Dans les courbes moyennes et rapides des deuxième et troisième secteurs, les pilotes jonglent en permanence entre les pédales d’accélérateur et de freins. L’ICE tourne à plein régime pendant environ 40 secondes, offrant au MGU-H un temps de rechargement conséquent.
ZOOM SUR… LE GRAND PRIX DE MALAISIE 2005
La saison 2015 marque le 10ème anniversaire du premier titre de Champion du Monde du Renault F1 Team. Au volant de la Renault R25, Fernando Alonso coiffe sa première couronne mondiale lors du dernier Grand Prix au Brésil. Sa campagne victorieuse débute cependant réellement en Malaisie. Son équipier Giancarlo Fisichella a en effet frappé le premier en s’imposant en Australie, et Alonso doit attendre ce deuxième meeting à Sepang pour trouver son rythme. L’équipe possède alors un certain avantage sur le reste de la grille et Fernando signe la pole position avec 2/10e de seconde d’avance sur la Toyota de Jarno Trulli. Il conserve ensuite les commandes à l’extinction des feux et emmène la meute pendant toute la durée du Grand Prix. Il suffit cependant d’observer la fatigue du pilote, visible lorsqu’il grimpe sur la plus haute marche du podium, pour comprendre que sa course fut loin d’être aussi facile qu’elle ne l’y parut de l’extérieur.

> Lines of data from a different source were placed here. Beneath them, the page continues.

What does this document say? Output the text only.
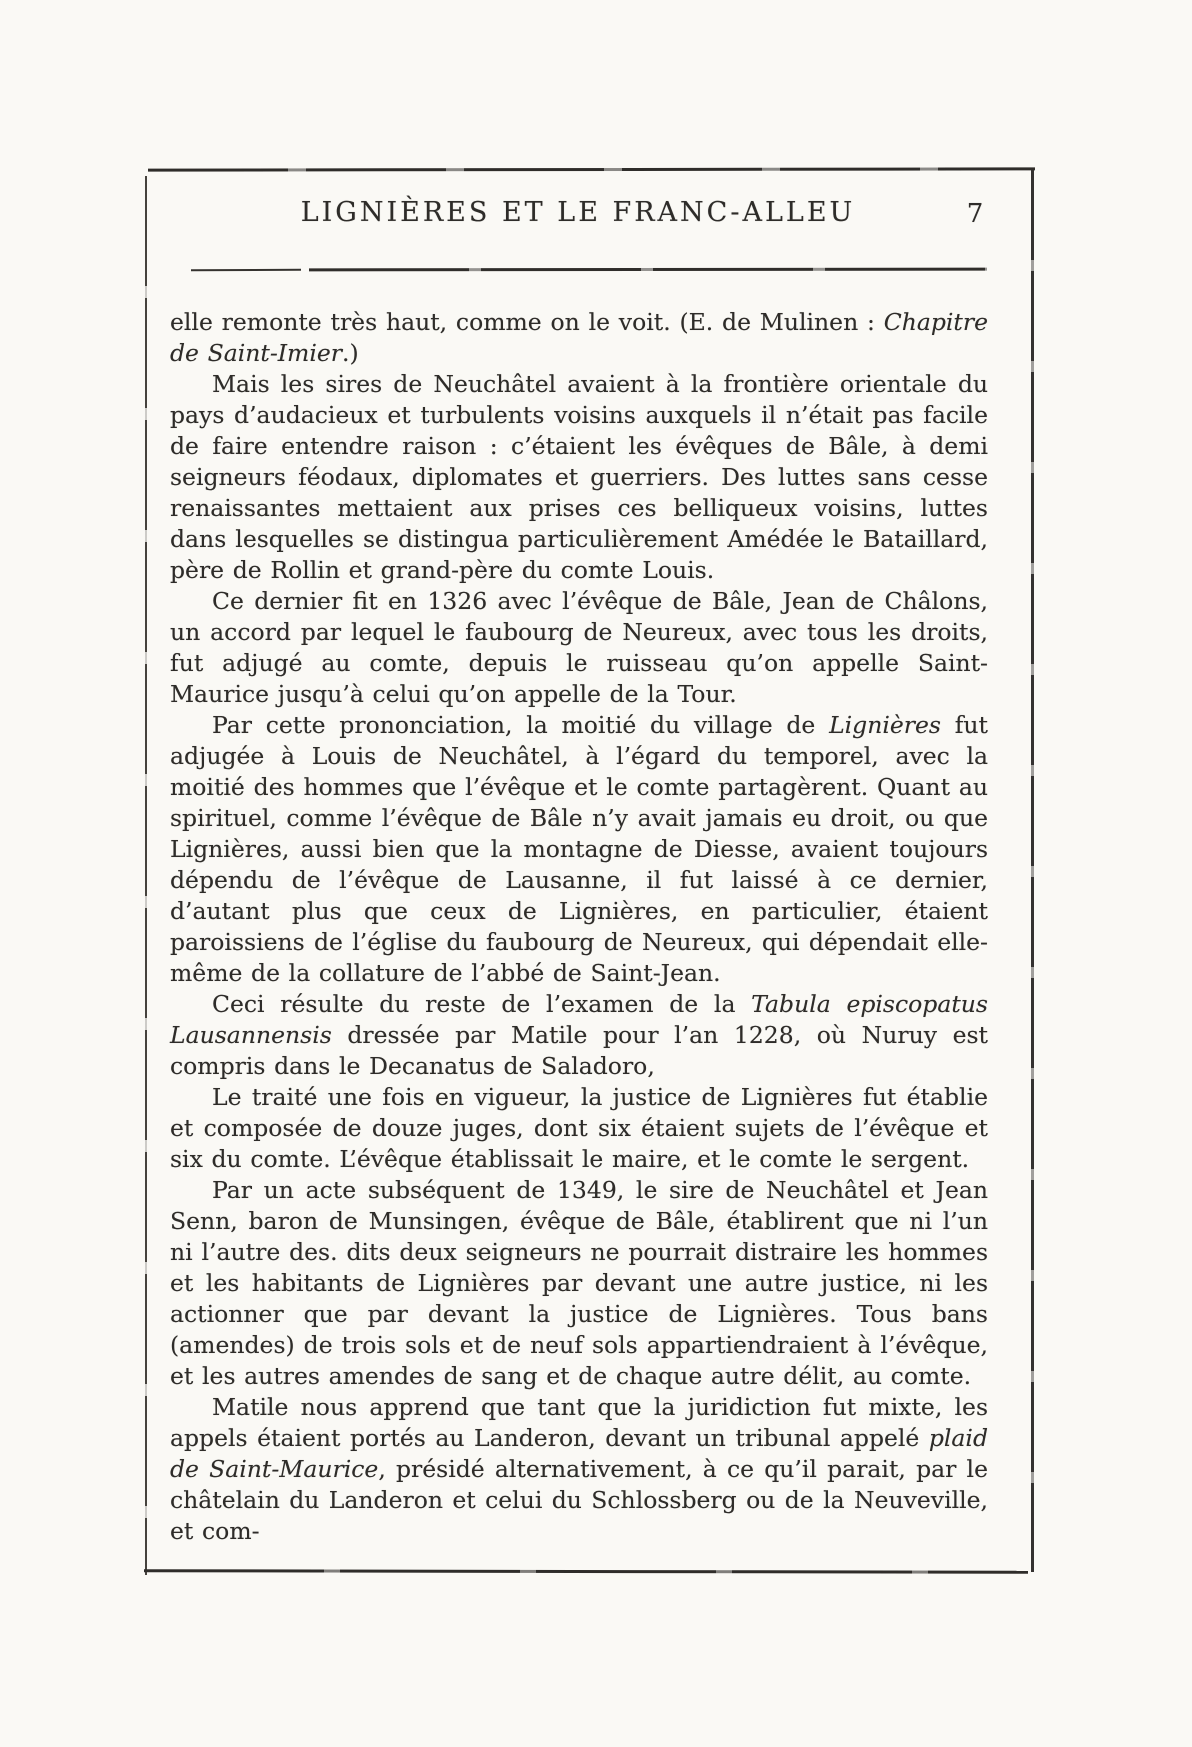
LIGNIÈRES ET LE FRANC-ALLEU	7

elle remonte très haut, comme on le voit. (E. de Mulinen : Chapitre de Saint-Imier.)

Mais les sires de Neuchâtel avaient à la frontière orientale du pays d’audacieux et turbulents voisins auxquels il n’était pas facile de faire entendre raison : c’étaient les évêques de Bâle, à demi seigneurs féodaux, diplomates et guerriers. Des luttes sans cesse renaissantes mettaient aux prises ces belliqueux voisins, luttes dans lesquelles se distingua particulièrement Amédée le Bataillard, père de Rollin et grand-père du comte Louis.

Ce dernier fit en 1326 avec l’évêque de Bâle, Jean de Châlons, un accord par lequel le faubourg de Neureux, avec tous les droits, fut adjugé au comte, depuis le ruisseau qu’on appelle Saint-Maurice jusqu’à celui qu’on appelle de la Tour.

Par cette prononciation, la moitié du village de Lignières fut adjugée à Louis de Neuchâtel, à l’égard du temporel, avec la moitié des hommes que l’évêque et le comte partagèrent. Quant au spirituel, comme l’évêque de Bâle n’y avait jamais eu droit, ou que Lignières, aussi bien que la montagne de Diesse, avaient toujours dépendu de l’évêque de Lausanne, il fut laissé à ce dernier, d’autant plus que ceux de Lignières, en particulier, étaient paroissiens de l’église du faubourg de Neureux, qui dépendait elle-même de la collature de l’abbé de Saint-Jean.

Ceci résulte du reste de l’examen de la Tabula episcopatus Lausannensis dressée par Matile pour l’an 1228, où Nuruy est compris dans le Decanatus de Saladoro,

Le traité une fois en vigueur, la justice de Lignières fut établie et composée de douze juges, dont six étaient sujets de l’évêque et six du comte. L’évêque établissait le maire, et le comte le sergent.

Par un acte subséquent de 1349, le sire de Neuchâtel et Jean Senn, baron de Munsingen, évêque de Bâle, établirent que ni l’un ni l’autre des. dits deux seigneurs ne pourrait distraire les hommes et les habitants de Lignières par devant une autre justice, ni les actionner que par devant la justice de Lignières. Tous bans (amendes) de trois sols et de neuf sols appartiendraient à l’évêque, et les autres amendes de sang et de chaque autre délit, au comte.

Matile nous apprend que tant que la juridiction fut mixte, les appels étaient portés au Landeron, devant un tribunal appelé plaid de Saint-Maurice, présidé alternativement, à ce qu’il parait, par le châtelain du Landeron et celui du Schlossberg ou de la Neuveville, et com-
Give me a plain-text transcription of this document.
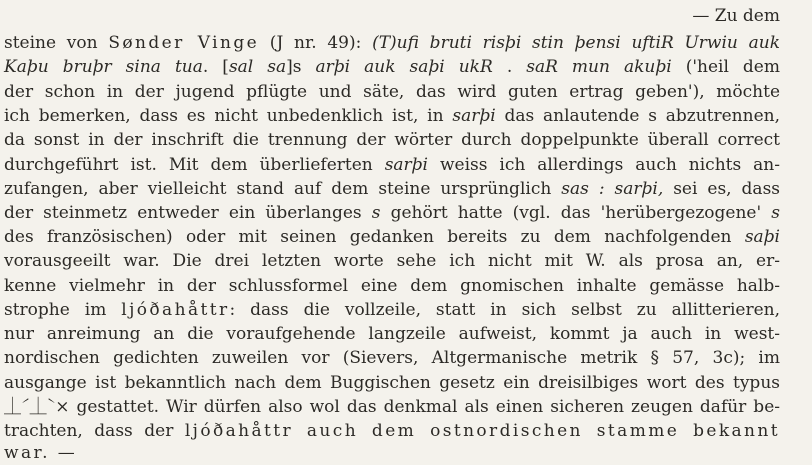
— Zu dem
steine von Sønder Vinge (J nr. 49): (T)ufi bruti risþi stin þensi uftiR Urwiu auk
Kaþu bruþr sina tua. [sal sa]s arþi auk saþi ukR . saR mun akuþi ('heil dem
der schon in der jugend pflügte und säte, das wird guten ertrag geben'), möchte
ich bemerken, dass es nicht unbedenklich ist, in sarþi das anlautende s abzutrennen,
da sonst in der inschrift die trennung der wörter durch doppelpunkte überall correct
durchgeführt ist. Mit dem überlieferten sarþi weiss ich allerdings auch nichts an-
zufangen, aber vielleicht stand auf dem steine ursprünglich sas : sarþi, sei es, dass
der steinmetz entweder ein überlanges s gehört hatte (vgl. das 'herübergezogene' s
des französischen) oder mit seinen gedanken bereits zu dem nachfolgenden saþi
vorausgeeilt war. Die drei letzten worte sehe ich nicht mit W. als prosa an, er-
kenne vielmehr in der schlussformel eine dem gnomischen inhalte gemässe halb-
strophe im ljóðahåttr: dass die vollzeile, statt in sich selbst zu allitterieren,
nur anreimung an die voraufgehende langzeile aufweist, kommt ja auch in west-
nordischen gedichten zuweilen vor (Sievers, Altgermanische metrik § 57, 3c); im
ausgange ist bekanntlich nach dem Buggischen gesetz ein dreisilbiges wort des typus
⏊́ ⏊̀ × gestattet. Wir dürfen also wol das denkmal als einen sicheren zeugen dafür be-
trachten, dass der ljóðahåttr auch dem ostnordischen stamme bekannt
war. —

Son ingénieur moteur d’alors n’est autre que Rémi Taffin, qui nous dévoile les coulisses de ce succès : « L’équipe avait terminé premier et troisième à Melbourne, mais Fisico avait fini devant. Nous avions en effet commis une erreur en qualifications avec le niveau de carburant ce qui avait pénalisé Fernando. Nous arrivons donc en Malaisie incroyablement motivés. La voiture est performante et Fernando en grande forme. Il adore Sepang, ce circuit où il décrocha sa première pole en F1 lors de la saison 2003. Il y réitère sa performance deux ans plus tard, avec une confortable avance, mais il est pris de fièvre le dimanche et n’est pas au meilleur de sa forme durant la course. Il manque même de s’évanouir en sortant de la voiture, mais il gagne avec près de 25 secondes d’avance. Je vous laisse imaginer notre satisfaction de posséder un pilote – même malade – et une voiture aussi performants. Le moteur, est également l’un des meilleurs sur lequel il m’ait été donné de travailler, et certainement le plus compétitif du plateau. Nous avions repensé le concept du V10 et surpris notre monde tant il était puissant et souple. Pendant l’épreuve, Fernando s’était construit une confortable avance réduite à néant par l’intervention de la voiture de sécurité. Il parvint ensuite à creuser de nouveau l’écart que l’on sait. Nous avons dès lors cru en nos compétences et en notre capacité à nous battre pour le championnat. »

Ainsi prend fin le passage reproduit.